GREEN
03/30/2011 05:01 pm ET | Updated May 30, 2011

BP Continues To Do What They Do Best: Thwart Media Coverage Of The Oil Spill

Everyone who hasn't already done so should direct their RSS feeds and whatnot in the direction of Mother Jones' news-gathering super-hero Mac McClelland, who provided some of the best coverage of last year's BP/Deepwater Horizon oil spill in the Gulf of Mexico and who promises some definitive "one year later" reporting in the days to come.

Meanwhile, she finds herself back on the same Louisiana coastal stretches she trod last year. While changes can be seen everywhere, as in the beaches are no longer "crawling with teams of cleanup workers raking big black pools of crude off the sand," McClelland reports that some things remain very much the same:

Like some lame iteration of Groundhog Day, the hundredth time I try to pull onto the Elmer's Island access road from Highway 1 in southern Louisiana--some 200 days after the last time I tried it--I am, once again, stopped. Last year, it was cops blocking the road. Now it's private security hired by BP.

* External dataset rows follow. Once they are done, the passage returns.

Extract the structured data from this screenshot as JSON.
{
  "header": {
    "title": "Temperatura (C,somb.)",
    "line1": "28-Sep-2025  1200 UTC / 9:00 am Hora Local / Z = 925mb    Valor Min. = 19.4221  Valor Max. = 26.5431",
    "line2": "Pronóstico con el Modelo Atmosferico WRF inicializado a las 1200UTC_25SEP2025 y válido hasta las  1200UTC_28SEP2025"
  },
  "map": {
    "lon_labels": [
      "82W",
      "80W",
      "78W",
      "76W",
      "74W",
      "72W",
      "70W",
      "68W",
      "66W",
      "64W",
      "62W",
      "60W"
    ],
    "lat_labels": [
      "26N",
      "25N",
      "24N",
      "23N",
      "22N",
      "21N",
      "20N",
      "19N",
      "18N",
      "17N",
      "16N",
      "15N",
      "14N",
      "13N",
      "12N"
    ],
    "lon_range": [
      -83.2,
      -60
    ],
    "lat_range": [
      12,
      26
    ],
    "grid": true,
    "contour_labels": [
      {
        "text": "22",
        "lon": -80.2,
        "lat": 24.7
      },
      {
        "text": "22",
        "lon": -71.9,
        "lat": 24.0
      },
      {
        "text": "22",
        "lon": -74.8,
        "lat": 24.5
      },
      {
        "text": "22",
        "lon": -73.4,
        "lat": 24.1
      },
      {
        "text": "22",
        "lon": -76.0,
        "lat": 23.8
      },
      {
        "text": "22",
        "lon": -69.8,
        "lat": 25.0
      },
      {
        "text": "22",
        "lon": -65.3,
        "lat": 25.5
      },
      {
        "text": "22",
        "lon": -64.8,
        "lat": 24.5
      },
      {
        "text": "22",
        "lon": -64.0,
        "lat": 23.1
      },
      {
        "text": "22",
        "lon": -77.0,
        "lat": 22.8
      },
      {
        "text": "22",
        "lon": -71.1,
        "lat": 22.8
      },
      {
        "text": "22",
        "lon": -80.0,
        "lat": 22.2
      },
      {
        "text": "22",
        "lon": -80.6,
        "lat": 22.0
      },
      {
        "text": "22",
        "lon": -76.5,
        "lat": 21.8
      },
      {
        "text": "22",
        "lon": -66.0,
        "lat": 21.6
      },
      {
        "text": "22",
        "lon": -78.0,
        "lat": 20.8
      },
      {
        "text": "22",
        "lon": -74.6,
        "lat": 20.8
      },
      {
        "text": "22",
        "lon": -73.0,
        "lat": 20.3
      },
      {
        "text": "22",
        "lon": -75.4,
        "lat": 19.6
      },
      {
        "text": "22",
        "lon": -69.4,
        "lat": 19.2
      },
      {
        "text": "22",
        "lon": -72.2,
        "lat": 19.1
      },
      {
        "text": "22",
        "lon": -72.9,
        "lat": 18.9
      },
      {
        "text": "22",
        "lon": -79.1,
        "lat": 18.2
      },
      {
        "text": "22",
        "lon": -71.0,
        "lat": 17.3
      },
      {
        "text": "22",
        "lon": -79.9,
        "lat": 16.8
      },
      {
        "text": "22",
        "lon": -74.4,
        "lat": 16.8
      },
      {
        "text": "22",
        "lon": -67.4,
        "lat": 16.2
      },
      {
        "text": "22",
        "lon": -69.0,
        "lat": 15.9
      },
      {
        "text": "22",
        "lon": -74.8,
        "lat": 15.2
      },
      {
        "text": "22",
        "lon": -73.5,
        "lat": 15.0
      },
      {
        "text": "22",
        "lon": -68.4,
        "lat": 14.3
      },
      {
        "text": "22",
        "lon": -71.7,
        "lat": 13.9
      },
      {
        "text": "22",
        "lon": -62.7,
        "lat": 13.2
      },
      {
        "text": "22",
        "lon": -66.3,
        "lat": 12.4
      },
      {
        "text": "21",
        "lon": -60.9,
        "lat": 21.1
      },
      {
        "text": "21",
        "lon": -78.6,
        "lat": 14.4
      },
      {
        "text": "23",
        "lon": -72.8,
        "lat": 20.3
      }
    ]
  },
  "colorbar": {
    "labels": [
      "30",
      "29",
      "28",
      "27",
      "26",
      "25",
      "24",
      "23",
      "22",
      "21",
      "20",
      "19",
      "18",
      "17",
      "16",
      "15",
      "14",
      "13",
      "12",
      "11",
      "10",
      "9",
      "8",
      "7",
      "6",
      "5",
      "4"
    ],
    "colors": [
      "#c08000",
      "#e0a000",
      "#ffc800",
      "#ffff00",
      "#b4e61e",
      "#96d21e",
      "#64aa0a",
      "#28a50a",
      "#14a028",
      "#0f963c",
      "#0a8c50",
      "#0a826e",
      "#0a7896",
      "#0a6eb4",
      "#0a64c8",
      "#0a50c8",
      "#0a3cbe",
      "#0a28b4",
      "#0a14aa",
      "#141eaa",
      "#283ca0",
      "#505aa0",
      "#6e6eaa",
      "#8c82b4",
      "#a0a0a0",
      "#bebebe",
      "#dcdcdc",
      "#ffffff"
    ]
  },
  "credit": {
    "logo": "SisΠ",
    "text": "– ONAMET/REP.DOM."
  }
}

"You have to get permission from central command to come on here, and then you'll probably have to be escorted by an official," the security guard tells me.

"How hard is it to get permission?"

"Usually pretty hard." She says a local reporter couldn't get through recently.

Later, McClelland talks to a German broadcast producer who says that "he calls and calls and calls, and BP refuses over and over to answer his questions about anything." Which is terrible, of course, and not a change from a year ago, at all. At the same time, you can hardly blame BP for persisting in their resistance to media coverage, seeing as how they've gotten so very, very good at it, that it's basically now the most competent stuff BP does.

Anyway, go read the whole thing. You'll especially enjoy the part where tar ball-hunting workers are making their own tools out of rake handles and broken sunglasses, because: winning the future.

(Also, oil is still everywhere, and everything is either sick and/or dying.)